How long would it before I would give up hope completely?
It's funny, the universe had once again foreshadowed to my future. These days I let my mind drift a lot. I can't focus on anything and I constantly feel like I'm floating in some massive strange sea. I legitimately get dizzy and images sort of get fuzzy if I don't concentrate hard enough frequently. I keep thinking about the things I want to do, what the next steps are, and it's like I am walking on jell-o, except it's way less cool and for some reason I'm not allowed to stuff my face with it. Meanwhile, I have to keep doing the things I am supposed to do, like taxes and laundry and math homework.

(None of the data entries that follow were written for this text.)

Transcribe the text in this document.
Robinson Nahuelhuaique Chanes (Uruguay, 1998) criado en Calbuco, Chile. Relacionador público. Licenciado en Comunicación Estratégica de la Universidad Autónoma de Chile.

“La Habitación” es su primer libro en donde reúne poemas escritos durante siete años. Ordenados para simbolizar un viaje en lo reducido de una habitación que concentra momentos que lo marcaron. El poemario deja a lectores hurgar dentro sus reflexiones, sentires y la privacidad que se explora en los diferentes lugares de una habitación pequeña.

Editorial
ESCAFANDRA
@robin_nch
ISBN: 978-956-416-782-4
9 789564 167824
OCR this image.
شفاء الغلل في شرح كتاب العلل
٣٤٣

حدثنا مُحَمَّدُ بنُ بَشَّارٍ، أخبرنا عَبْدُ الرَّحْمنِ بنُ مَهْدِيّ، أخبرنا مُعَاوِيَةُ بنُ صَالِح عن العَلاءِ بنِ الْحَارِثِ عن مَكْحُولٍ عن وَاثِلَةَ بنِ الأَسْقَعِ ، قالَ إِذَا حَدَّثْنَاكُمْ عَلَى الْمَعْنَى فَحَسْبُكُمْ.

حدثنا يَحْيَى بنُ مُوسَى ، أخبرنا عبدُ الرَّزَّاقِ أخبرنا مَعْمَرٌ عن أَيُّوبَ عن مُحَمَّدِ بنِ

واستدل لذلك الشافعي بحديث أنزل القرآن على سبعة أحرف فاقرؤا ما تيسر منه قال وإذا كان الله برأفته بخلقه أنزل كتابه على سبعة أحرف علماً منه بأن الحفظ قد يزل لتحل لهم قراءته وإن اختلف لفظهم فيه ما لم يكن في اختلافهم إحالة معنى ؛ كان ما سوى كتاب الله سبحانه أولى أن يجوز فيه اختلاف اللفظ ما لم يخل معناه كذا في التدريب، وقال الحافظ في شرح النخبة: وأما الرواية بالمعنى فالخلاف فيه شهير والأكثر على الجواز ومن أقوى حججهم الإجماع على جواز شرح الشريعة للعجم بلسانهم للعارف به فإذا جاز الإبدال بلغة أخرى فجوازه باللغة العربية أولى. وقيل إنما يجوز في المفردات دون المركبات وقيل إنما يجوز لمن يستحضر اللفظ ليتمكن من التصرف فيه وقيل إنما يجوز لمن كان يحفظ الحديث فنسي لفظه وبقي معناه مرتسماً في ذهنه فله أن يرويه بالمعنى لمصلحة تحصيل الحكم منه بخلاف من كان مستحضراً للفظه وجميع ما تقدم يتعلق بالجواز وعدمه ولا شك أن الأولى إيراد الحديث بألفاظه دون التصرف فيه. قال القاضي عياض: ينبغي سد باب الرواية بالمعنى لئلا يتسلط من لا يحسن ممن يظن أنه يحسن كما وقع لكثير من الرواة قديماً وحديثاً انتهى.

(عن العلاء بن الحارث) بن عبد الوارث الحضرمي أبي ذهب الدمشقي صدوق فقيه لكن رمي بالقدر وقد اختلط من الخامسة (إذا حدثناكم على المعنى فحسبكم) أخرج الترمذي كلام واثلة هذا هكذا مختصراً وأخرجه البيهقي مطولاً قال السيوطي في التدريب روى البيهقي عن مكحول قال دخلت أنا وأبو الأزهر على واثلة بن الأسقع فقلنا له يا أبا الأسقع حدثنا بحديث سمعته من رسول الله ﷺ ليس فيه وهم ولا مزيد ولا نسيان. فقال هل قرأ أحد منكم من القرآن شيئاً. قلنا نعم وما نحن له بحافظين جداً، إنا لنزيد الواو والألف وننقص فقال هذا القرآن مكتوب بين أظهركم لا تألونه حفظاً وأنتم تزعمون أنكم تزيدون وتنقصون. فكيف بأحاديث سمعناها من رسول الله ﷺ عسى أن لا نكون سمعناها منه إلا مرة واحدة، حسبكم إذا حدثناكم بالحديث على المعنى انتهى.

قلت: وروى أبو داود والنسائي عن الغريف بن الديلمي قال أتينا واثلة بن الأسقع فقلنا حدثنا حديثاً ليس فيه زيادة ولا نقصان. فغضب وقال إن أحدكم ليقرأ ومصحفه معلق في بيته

Then I get these bizarre moments of solidity. I feel like I can do whatever I want if I just believe in myself and work hard enough, that I am amazing and nothing is going to stop me, this is just the part of the movie where the going gets tough. You know, where I'm all like "I am woman, hear me roar," and all that jazz. The world gets all amazing and inspiring and I can feel dance inside of me to beats in the music I'm listening to and every emotion I have is teeming, yes teeming, out of my fingers and the color of the sky makes me want to weep. I'm so artsy and everything is so meaningful. It's deep, yo.
Of course, then something frustrating happens. Sometimes it is when my homework is hard, or if I think about any one of my failed relationships, or I have too many boogers in my nose. Suddenly my world comes crashing down again and I'm floating in my quarter-life crisis ocean once more.
It's been a very unforgiving cycle.
I haven't written in awhile because not only am I beyond stressed out by the pressure of performing thrice in one month has put on me, but also because I haven't been able to think many positive thoughts about my life or life in general, and it gets very difficult sometimes, because that isn't who I want to be, at least not to other people. So I am going to remain not writing anything, because I can only do so much, I only have so much energy (in other news I wonder if I am anemic?), and mustering the amount of energy it takes to be positive to an internet full of strangers is a hell of a lot for me right now. So when things get a little better, I promise, you will be the first to know.
I'm not going to draw anything because I have a bunch of homework to go do, so here is a collection of cute animal things I totally stole off tumblr.
I hope they improve your day as much as they improved mine.
*I used to play "jobs" with my friends all the time. We'd just sit there for hours and pretend type on fake laptops and be endlessly entertained. We never did play "taxes" or "student loan debt" though.